Monk Grigorije also known as Grigorije Vasilije (Григорије Василије; c. 1550 - after 1598) was tonsured into the Great Schema in the Tower of Saint Sava at Karyes, Mount Athos, where he got his second name Vasilije. We have known him from a colophon in the Serbian recension of the Slavonic Josephus, "The History of the Jewish War".
He transcribed and translated the Slavonic Josephus into Serbian vernacular at Karyes, the administrative center of Mount Athos, in 1585.

In addition, the Hilandar Monastery has preserved five petitions that hieromonk Grigorije in his frequent travels throughout Europe delivered to nobleman Nikita Romanov (the grandfather of the future tsar Michael of Russia) in April 1586; Andrej Jakovlević (two petitions written before 1582); Polish king Stephen Bathory; and Duke Andrey Kurbsky. Also, these documents have been published by the Moscow Main Archive of the Ministry of Foreign Relations.

According to records Grigorije Vasilije served as abbot of Hilandar in 1583, and multiple other occasions between 1588 and 1591 and continually from 1591 to 1598. He also traveled between the far-flung Athonite methos (including Imperial Russia) and their parent establishments on regular errands as alms collecting, property administration and Diplomatic missions on behalf of the secular and spiritual leaders where he stayed at the Moscow courts of Ivan the Terrible and Dionysius, Metropolitan of Moscow and their successors Fedor I of Russia and Patriarch Job of Moscow, years later.
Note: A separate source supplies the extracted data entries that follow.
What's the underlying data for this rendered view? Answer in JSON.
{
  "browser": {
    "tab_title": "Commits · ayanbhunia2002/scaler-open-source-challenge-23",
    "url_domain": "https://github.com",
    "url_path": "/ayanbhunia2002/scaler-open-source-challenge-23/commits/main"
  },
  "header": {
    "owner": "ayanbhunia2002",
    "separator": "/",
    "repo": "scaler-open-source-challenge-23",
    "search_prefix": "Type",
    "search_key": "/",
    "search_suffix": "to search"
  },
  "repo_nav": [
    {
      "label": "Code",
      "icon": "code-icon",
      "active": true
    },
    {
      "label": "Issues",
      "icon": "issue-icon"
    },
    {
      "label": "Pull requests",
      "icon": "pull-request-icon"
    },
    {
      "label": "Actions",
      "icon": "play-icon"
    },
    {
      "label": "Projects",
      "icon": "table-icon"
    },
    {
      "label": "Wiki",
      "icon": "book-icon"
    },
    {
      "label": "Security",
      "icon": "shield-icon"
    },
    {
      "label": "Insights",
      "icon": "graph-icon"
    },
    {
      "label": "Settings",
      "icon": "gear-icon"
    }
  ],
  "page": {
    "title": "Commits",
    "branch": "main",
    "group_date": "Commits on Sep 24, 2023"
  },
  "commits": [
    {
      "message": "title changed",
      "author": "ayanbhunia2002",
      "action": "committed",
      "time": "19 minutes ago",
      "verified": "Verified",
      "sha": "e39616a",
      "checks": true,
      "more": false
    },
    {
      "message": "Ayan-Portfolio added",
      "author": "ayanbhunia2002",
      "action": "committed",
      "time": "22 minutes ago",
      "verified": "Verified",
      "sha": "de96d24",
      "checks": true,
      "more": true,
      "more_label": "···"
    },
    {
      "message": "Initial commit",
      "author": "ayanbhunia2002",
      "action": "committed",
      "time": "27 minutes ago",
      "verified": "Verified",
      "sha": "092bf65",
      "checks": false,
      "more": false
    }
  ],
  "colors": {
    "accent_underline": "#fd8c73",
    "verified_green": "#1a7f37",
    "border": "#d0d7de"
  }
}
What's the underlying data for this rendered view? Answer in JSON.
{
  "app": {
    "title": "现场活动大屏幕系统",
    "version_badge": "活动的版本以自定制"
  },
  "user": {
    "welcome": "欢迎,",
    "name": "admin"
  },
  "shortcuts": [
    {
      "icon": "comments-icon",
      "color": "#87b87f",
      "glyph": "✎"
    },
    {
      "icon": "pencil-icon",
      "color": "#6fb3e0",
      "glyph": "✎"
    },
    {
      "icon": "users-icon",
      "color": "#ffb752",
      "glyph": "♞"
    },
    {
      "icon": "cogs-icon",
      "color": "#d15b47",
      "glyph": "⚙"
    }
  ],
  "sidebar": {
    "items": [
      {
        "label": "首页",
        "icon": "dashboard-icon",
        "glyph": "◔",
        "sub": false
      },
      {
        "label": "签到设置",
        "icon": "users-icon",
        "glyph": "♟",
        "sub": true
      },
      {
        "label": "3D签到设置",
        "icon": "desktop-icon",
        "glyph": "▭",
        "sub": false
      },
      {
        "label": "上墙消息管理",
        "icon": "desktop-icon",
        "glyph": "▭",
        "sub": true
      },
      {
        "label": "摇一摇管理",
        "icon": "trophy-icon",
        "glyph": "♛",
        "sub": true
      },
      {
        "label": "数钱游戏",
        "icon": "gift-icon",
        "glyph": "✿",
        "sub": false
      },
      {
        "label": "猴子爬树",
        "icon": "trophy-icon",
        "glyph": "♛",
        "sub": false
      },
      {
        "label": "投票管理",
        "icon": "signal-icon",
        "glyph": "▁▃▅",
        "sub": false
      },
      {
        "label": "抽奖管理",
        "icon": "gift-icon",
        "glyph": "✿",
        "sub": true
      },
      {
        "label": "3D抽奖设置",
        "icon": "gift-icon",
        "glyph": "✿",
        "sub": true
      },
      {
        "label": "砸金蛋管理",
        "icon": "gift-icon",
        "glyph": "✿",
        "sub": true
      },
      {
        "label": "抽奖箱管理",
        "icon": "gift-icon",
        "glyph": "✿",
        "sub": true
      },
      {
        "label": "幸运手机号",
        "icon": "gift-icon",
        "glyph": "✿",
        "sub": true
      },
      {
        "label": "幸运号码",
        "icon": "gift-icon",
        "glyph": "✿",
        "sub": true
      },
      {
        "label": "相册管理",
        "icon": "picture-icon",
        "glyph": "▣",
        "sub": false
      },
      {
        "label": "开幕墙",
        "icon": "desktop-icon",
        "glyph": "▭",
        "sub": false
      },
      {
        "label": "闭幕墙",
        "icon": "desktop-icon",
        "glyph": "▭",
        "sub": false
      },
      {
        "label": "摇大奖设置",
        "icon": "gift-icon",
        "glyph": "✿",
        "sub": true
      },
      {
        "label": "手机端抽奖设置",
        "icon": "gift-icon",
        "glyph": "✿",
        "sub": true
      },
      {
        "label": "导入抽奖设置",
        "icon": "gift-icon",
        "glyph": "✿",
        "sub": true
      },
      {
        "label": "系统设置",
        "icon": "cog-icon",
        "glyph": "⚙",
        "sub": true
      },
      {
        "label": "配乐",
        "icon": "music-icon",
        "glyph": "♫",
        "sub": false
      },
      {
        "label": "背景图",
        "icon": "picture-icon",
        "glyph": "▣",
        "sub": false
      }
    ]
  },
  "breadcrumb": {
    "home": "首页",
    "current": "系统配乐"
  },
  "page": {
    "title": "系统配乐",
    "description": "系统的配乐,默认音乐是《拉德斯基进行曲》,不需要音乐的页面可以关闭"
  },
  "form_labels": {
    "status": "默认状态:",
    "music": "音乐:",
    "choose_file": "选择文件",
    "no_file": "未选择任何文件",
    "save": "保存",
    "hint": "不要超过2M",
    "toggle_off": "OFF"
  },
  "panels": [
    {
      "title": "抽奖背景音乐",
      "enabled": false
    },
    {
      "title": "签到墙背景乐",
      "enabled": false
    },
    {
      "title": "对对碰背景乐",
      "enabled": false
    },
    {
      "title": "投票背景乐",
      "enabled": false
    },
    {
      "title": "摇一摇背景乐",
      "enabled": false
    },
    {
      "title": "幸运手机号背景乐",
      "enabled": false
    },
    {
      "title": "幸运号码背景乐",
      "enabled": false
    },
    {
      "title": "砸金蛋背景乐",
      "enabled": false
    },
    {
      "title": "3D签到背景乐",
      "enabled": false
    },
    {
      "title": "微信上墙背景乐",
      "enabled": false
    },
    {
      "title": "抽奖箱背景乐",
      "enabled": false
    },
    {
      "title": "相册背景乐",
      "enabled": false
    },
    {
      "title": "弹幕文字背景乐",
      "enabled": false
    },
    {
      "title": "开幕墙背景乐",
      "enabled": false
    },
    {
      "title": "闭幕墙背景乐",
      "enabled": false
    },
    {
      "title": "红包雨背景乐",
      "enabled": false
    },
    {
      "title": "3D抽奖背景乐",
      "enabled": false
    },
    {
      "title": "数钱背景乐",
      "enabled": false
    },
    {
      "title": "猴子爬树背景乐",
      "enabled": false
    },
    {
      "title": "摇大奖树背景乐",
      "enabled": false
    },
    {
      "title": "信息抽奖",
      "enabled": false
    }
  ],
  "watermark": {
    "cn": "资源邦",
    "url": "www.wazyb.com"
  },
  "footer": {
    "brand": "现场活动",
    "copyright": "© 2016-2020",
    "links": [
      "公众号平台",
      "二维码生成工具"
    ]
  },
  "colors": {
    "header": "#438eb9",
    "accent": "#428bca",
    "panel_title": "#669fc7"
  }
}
Upon his return voyage, Grogorije Vasilije traveled to Patriarchate of Peć in Ottoman-occupied Serbia to see his master Gerasim I and later the patriarch's successor Savatije I before resuming his trip back to Karyes, Mount Athos.

Ivan the Terrible's generosity shown to Serbian itinerant monk Grigorije and other Athonite monks accompanying him could be explained by the tsar’s own recognition of his Serbian royal lineage (through his mother) and the desire to strengthen relations between Russia and Serbia. Author Sreten Petković in "The Cultural Heritage of Serbia" attributes the presence of the 1564 fresco of Prince Lazar of Serbia in the Cathedral of the Archangel of the Moscow Kremlin to Tsar Ivan’s attachment to his Serbian roots. Additionally, the Church of the Archangel Michael contains depictions of Saint Sava, Saint Simeon, and the Byzantine emperor Michael VIII Palaeologos.